The first section is all about Tebow's charitable work -- it is probably the most in-depth discussion about his core value of philanthropy as anything I have seen.

(In a very sophisticated way, he also talks about the bind the NCAA is in as it relates to letting players have more roles in charity work, recognizing that he would like to do a ton, but there is a huge risk of other players -- or outside influences -- abusing the system.)

The second section digs into football, with Tebow noting that the team's personnel this season means defense will have to "honor" more guys, like last year when Harvin was out.

They also talk about Tebow's pro future, and -- yes! -- we get more fodder for my theory that the Patriots will draft Tebow because Belichick loves him, loves the IDEA of him and loves Meyer: Tebow said that when making his decision about whether to come back, he consulted... Bill Belichick. More about his pro development:
What you hear from most guys, all that stuff is stuff that you can learn. The No. 1 thing that you can’t teach is leadership, winning and competitiveness. Will I work at stuff for the next level? Yes. But you know what, I would rather want a coach that wants me for me. For those three things.
That sounds like Belichick.

God: This Pats-draft-Tebow move is going to be so obvious by the time we get to April. And I'm still steeling myself for what it will take to instantly start rooting for the Patriots.

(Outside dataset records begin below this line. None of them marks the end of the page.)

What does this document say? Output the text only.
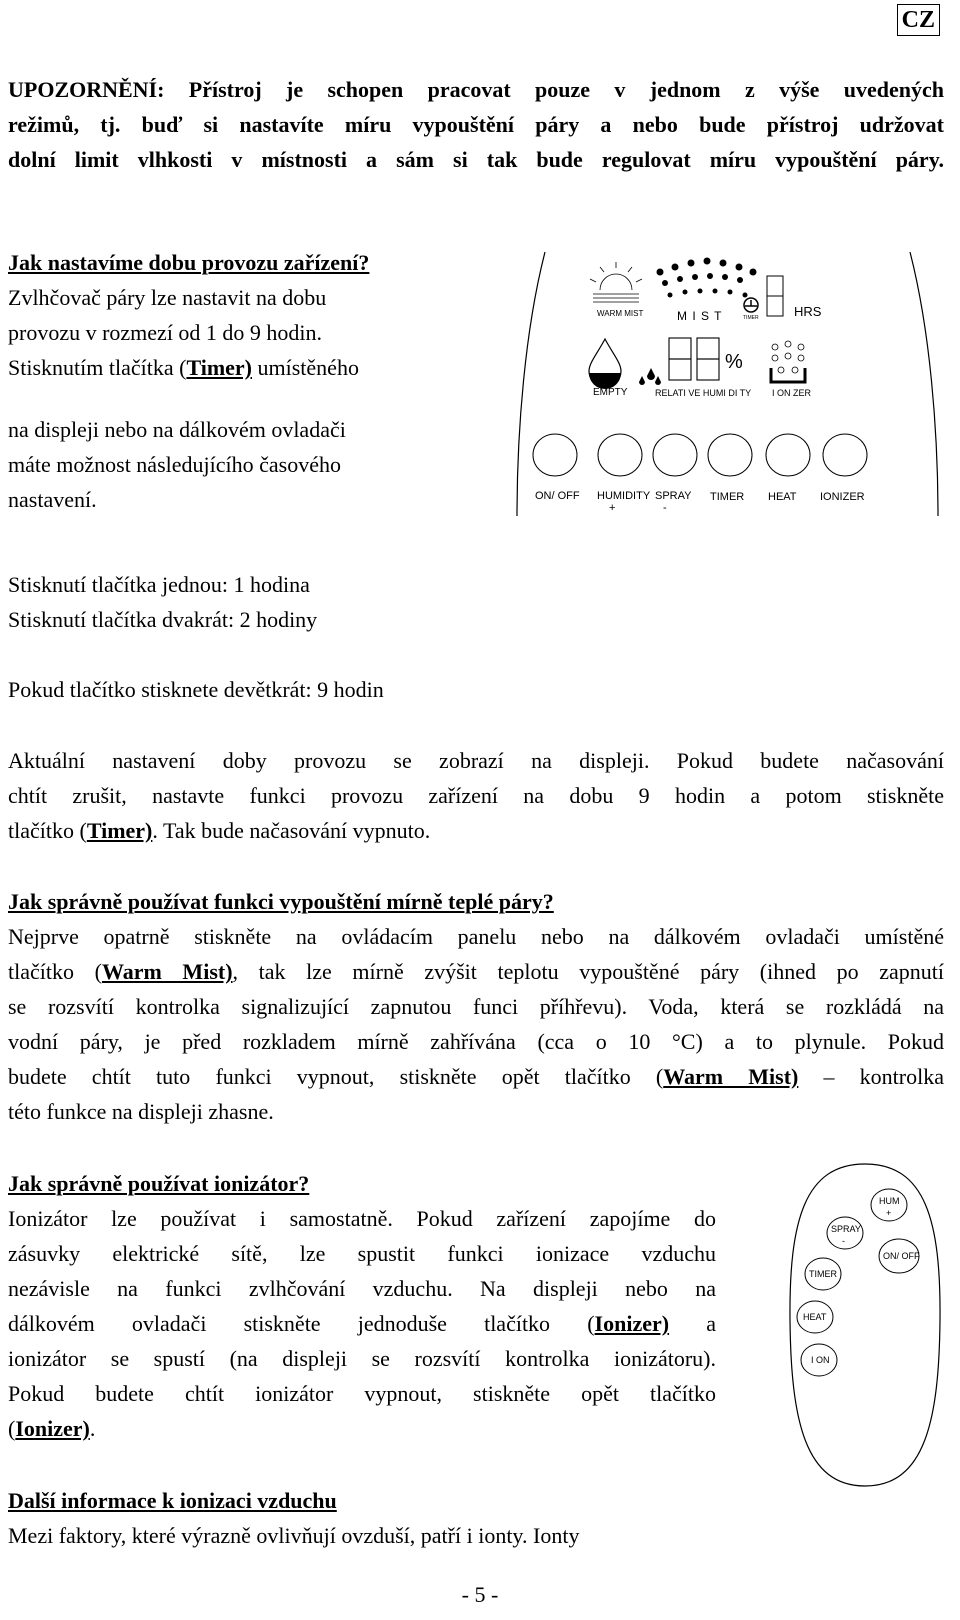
CZ

UPOZORNĚNÍ: Přístroj je schopen pracovat pouze v jednom z výše uvedených

režimů, tj. buď si nastavíte míru vypouštění páry a nebo bude přístroj udržovat

dolní limit vlhkosti v místnosti a sám si tak bude regulovat míru vypouštění páry.

Jak nastavíme dobu provozu zařízení?

Zvlhčovač páry lze nastavit na dobu

provozu v rozmezí od 1 do 9 hodin.

Stisknutím tlačítka (Timer) umístěného

na displeji nebo na dálkovém ovladači

máte možnost následujícího časového

nastavení.

WARM MIST	M I S T	TIMER	HRS
EMPTY
%
RELATI VE HUMI DI TY I ON ZER
ON/ OFF HUMIDITY
+
SPRAY
-
TIMER HEAT IONIZER

Stisknutí tlačítka jednou: 1 hodina

Stisknutí tlačítka dvakrát: 2 hodiny

Pokud tlačítko stisknete devětkrát: 9 hodin

Aktuální nastavení doby provozu se zobrazí na displeji. Pokud budete načasování

chtít zrušit, nastavte funkci provozu zařízení na dobu 9 hodin a potom stiskněte

tlačítko (Timer). Tak bude načasování vypnuto.

Jak správně používat funkci vypouštění mírně teplé páry?

Nejprve opatrně stiskněte na ovládacím panelu nebo na dálkovém ovladači umístěné

tlačítko (Warm Mist), tak lze mírně zvýšit teplotu vypouštěné páry (ihned po zapnutí

se rozsvítí kontrolka signalizující zapnutou funci příhřevu). Voda, která se rozkládá na

vodní páry, je před rozkladem mírně zahřívána (cca o 10 °C) a to plynule. Pokud

budete chtít tuto funkci vypnout, stiskněte opět tlačítko (Warm Mist) – kontrolka

této funkce na displeji zhasne.

Jak správně používat ionizátor?

Ionizátor lze používat i samostatně. Pokud zařízení zapojíme do

zásuvky elektrické sítě, lze spustit funkci ionizace vzduchu

nezávisle na funkci zvlhčování vzduchu. Na displeji nebo na

dálkovém ovladači stiskněte jednoduše tlačítko (Ionizer) a

ionizátor se spustí (na displeji se rozsvítí kontrolka ionizátoru).

Pokud budete chtít ionizátor vypnout, stiskněte opět tlačítko

(Ionizer).

HUM
+
SPRAY
-
ON/ OFF
TIMER
HEAT
I ON

Další informace k ionizaci vzduchu

Mezi faktory, které výrazně ovlivňují ovzduší, patří i ionty. Ionty

- 5 -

By the way, according to the interview, Tebow is taking 1 class a week that is 1 hour. Otherwise: "I’m a football player this semester."

1 comment:

  1. Wow, that really was a great Q&A. The interviewer got Tim talking and talking. I don't think I quite understood before that he really loves all that charity work-- it's not that he feels an obligation; he's excited to do it. Already planning everything he'd do once he was free of NCAA rules... he may have been taking only one class, but it sounds like he was learning more and accomplishing more than most people earning impressive degrees.